Microsoft’s Activision Deal Tests a New Global Alignment on Antitrust

a very tall building with a lot of windows

As the old saying goes, “If it ain’t broke, don’t fix it.” And yet, here we are. Microsoft, a company not exactly known for its stellar record when it comes to antitrust regulation, has decided to plow ahead with its acquisition of gaming giant Activision Blizzard, a move that is already being met with resistance from the European Union.

The EU has issued a formal antitrust warning to Microsoft over the deal, citing concerns that the merger could reduce competition in the video game market. Microsoft, for its part, remains confident that it will be able to address the EU’s concerns.
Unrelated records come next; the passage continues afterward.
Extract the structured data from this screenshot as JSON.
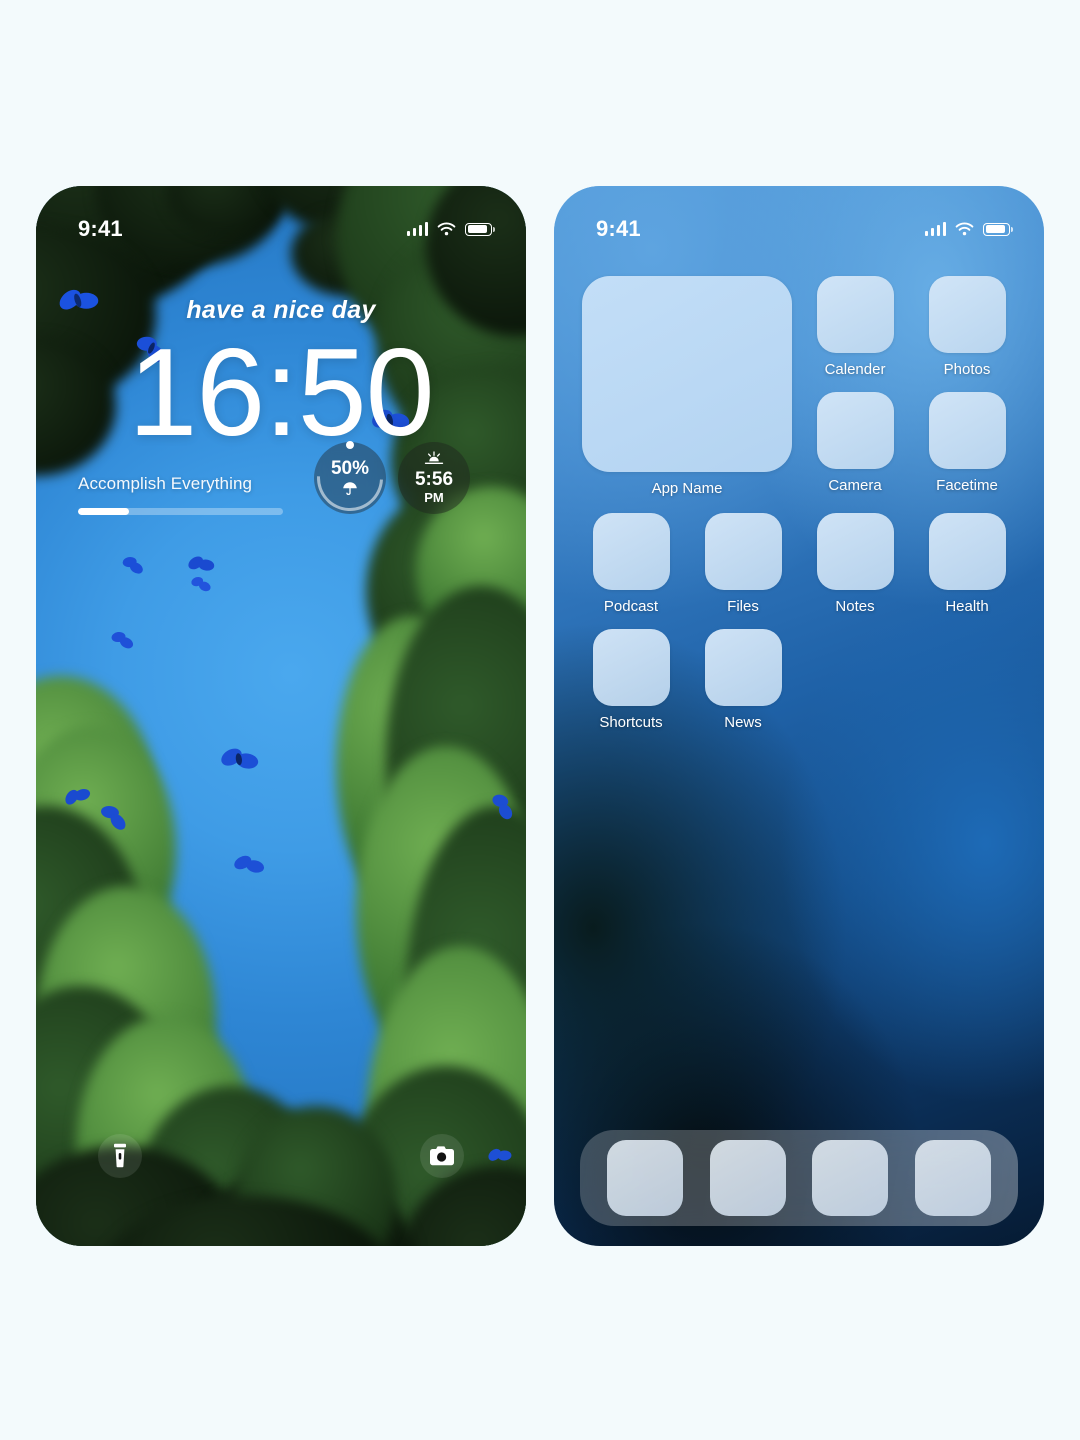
{
  "page": {
    "background_color": "#f3fafc",
    "screens": [
      "lock-screen",
      "home-screen"
    ]
  },
  "lock_screen": {
    "status_bar": {
      "time": "9:41",
      "cellular_icon": "signal-bars-icon",
      "wifi_icon": "wifi-icon",
      "battery_icon": "battery-icon"
    },
    "greeting": "have a nice day",
    "clock": "16:50",
    "task": {
      "label": "Accomplish Everything",
      "progress_percent": 25
    },
    "widgets": [
      {
        "name": "precipitation-widget",
        "value": "50%",
        "icon": "umbrella-icon",
        "ring_percent": 50
      },
      {
        "name": "sunset-widget",
        "icon": "sunset-icon",
        "time": "5:56",
        "period": "PM"
      }
    ],
    "actions": [
      {
        "name": "flashlight-button",
        "icon": "flashlight-icon"
      },
      {
        "name": "camera-button",
        "icon": "camera-icon"
      }
    ],
    "wallpaper": {
      "description": "blue sky with green conifer trees and blue morpho butterflies",
      "sky_color": "#3f9ce6",
      "foliage_color": "#2f5a2a",
      "butterfly_color": "#1b52e0"
    }
  },
  "home_screen": {
    "status_bar": {
      "time": "9:41",
      "cellular_icon": "signal-bars-icon",
      "wifi_icon": "wifi-icon",
      "battery_icon": "battery-icon"
    },
    "wallpaper": {
      "description": "blurred blue to dark navy gradient",
      "accent_color": "#2f7fc8",
      "dark_color": "#061b33"
    },
    "rows": [
      {
        "widget": {
          "label": "App Name",
          "size": "2x2"
        },
        "apps": [
          {
            "label": "Calender"
          },
          {
            "label": "Photos"
          },
          {
            "label": "Camera"
          },
          {
            "label": "Facetime"
          }
        ]
      },
      {
        "apps": [
          {
            "label": "Podcast"
          },
          {
            "label": "Files"
          },
          {
            "label": "Notes"
          },
          {
            "label": "Health"
          }
        ]
      },
      {
        "apps": [
          {
            "label": "Shortcuts"
          },
          {
            "label": "News"
          }
        ]
      }
    ],
    "dock": {
      "icon_count": 4,
      "icons": [
        {
          "label": ""
        },
        {
          "label": ""
        },
        {
          "label": ""
        },
        {
          "label": ""
        }
      ]
    }
  }
}
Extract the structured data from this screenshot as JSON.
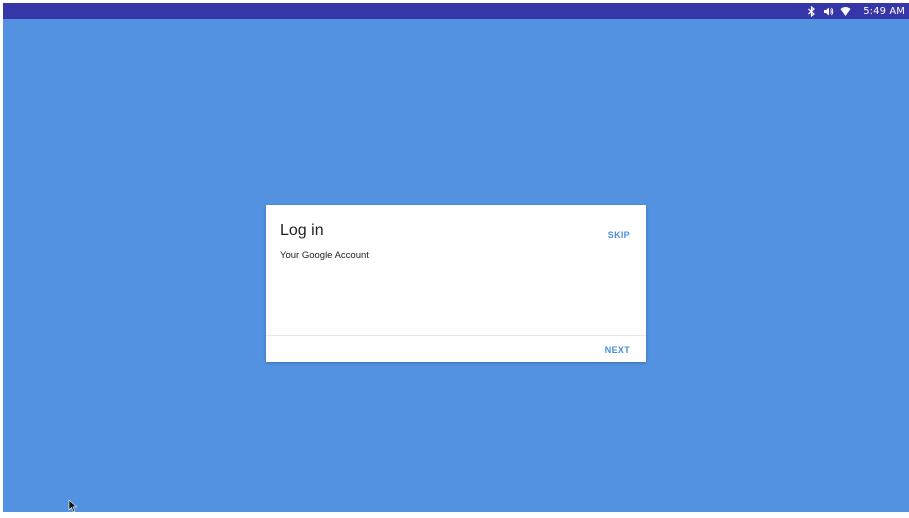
{
  "status_bar": {
    "time": "5:49 AM",
    "icons": [
      "bluetooth-icon",
      "volume-icon",
      "wifi-icon"
    ]
  },
  "dialog": {
    "title": "Log in",
    "subtitle": "Your Google Account",
    "skip_label": "SKIP",
    "next_label": "NEXT"
  },
  "colors": {
    "background": "#5292e0",
    "status_bar": "#3736a8",
    "accent": "#4a8fd8",
    "dialog": "#ffffff"
  }
}
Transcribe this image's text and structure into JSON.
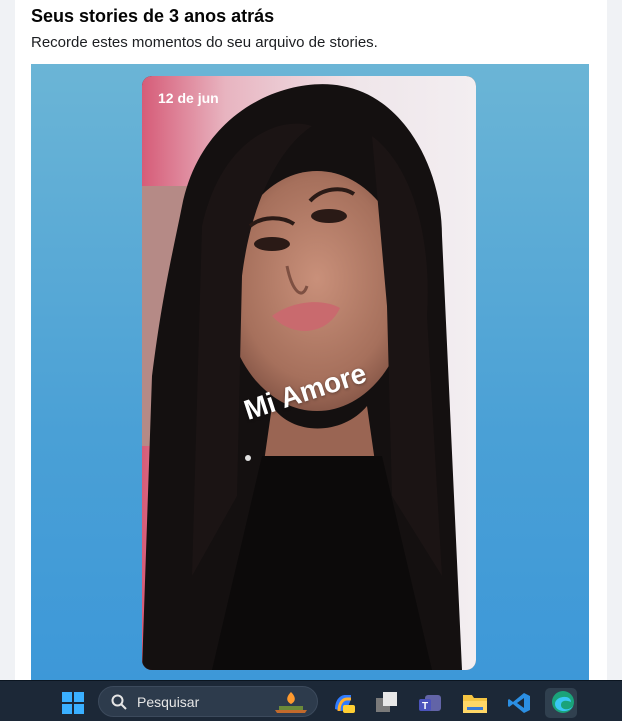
{
  "header": {
    "title": "Seus stories de 3 anos atrás",
    "subtitle": "Recorde estes momentos do seu arquivo de stories."
  },
  "story": {
    "date": "12 de jun",
    "caption": "Mi Amore"
  },
  "taskbar": {
    "search_placeholder": "Pesquisar",
    "apps": [
      "windows-start",
      "search",
      "game-widget",
      "copilot",
      "task-view",
      "teams",
      "file-explorer",
      "vscode",
      "edge"
    ]
  },
  "colors": {
    "story_background": "#4aa0d6",
    "taskbar": "#1c2837"
  }
}
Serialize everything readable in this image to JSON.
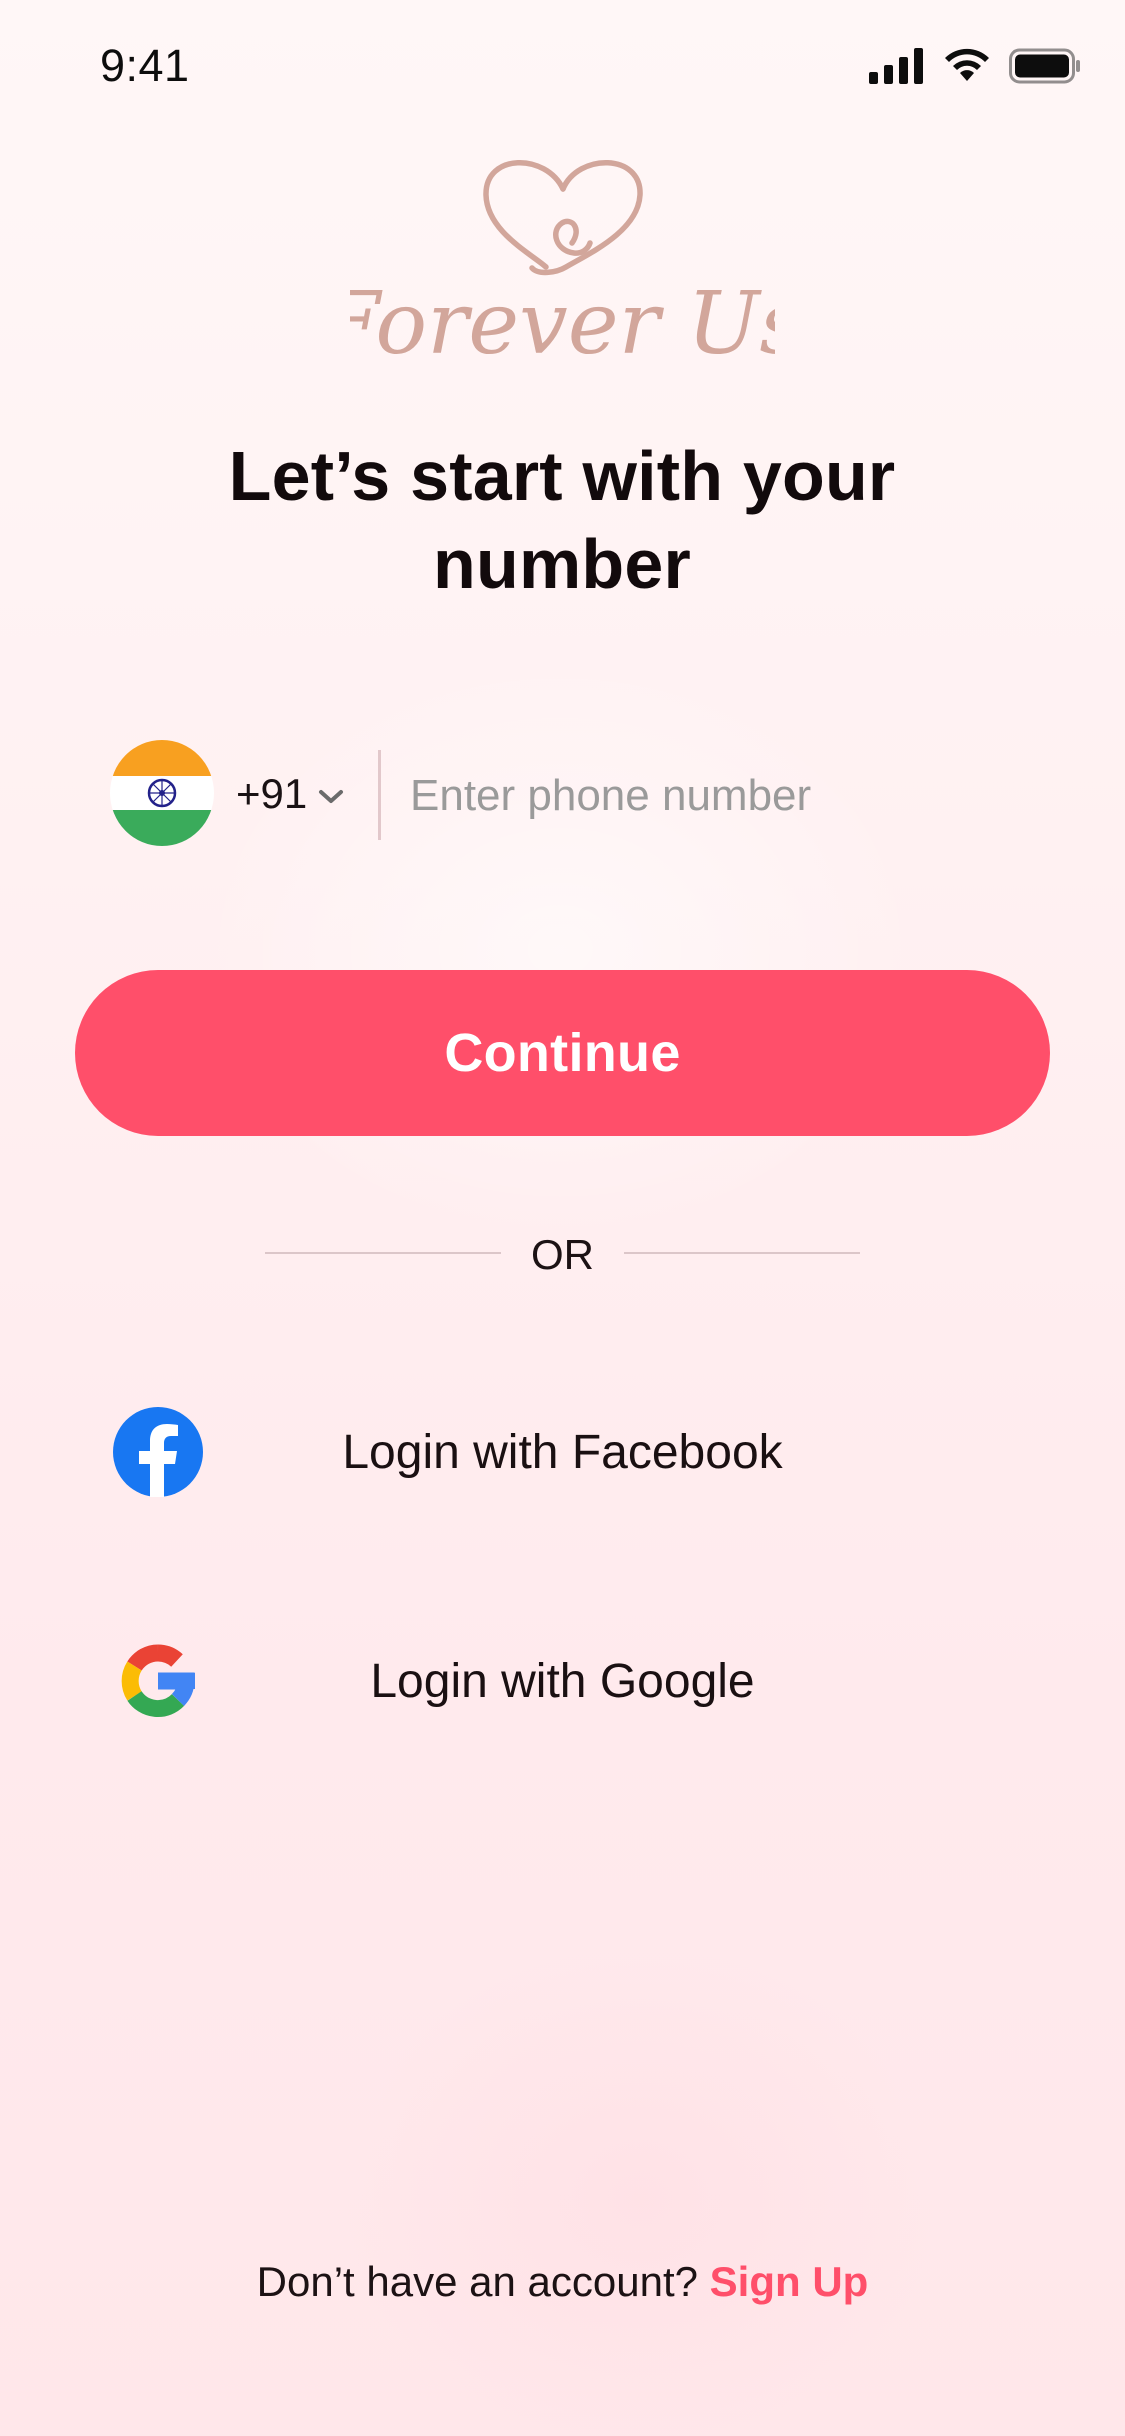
{
  "status_bar": {
    "time": "9:41"
  },
  "brand": {
    "name": "Forever Us",
    "logo_color": "#d2a69b"
  },
  "headline": "Let’s start with your number",
  "phone": {
    "country_flag": "india-flag-icon",
    "country_code": "+91",
    "placeholder": "Enter phone number",
    "value": ""
  },
  "continue_label": "Continue",
  "divider_text": "OR",
  "social": {
    "facebook_label": "Login with Facebook",
    "google_label": "Login with Google"
  },
  "footer": {
    "prompt": "Don’t have an account?",
    "signup_label": "Sign Up"
  },
  "colors": {
    "accent": "#ff4f6a",
    "facebook": "#1877f2",
    "background_top": "#fff7f7",
    "background_bottom": "#ffe7ea"
  }
}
“We are confident that the transaction will increase competition in the video game industry and offer gamers more choices,” a Microsoft spokesperson said in a statement.

The EU’s concerns are not without merit. The video game market is already highly concentrated, with just a handful of companies accounting for the lion’s share of sales. If Microsoft is allowed to acquire Activision Blizzard, that concentration will only increase.

That could lead to higher prices for consumers, as well as less innovation in the industry. It’s a classic case of antitrust concerns, and the EU is right to be worried.

Microsoft has until March 5th to respond to the EU’s concerns. It remains to be seen whether the company will be able to address them satisfactorily. But one thing is for sure: the EU is not going to let this deal go through without a fight.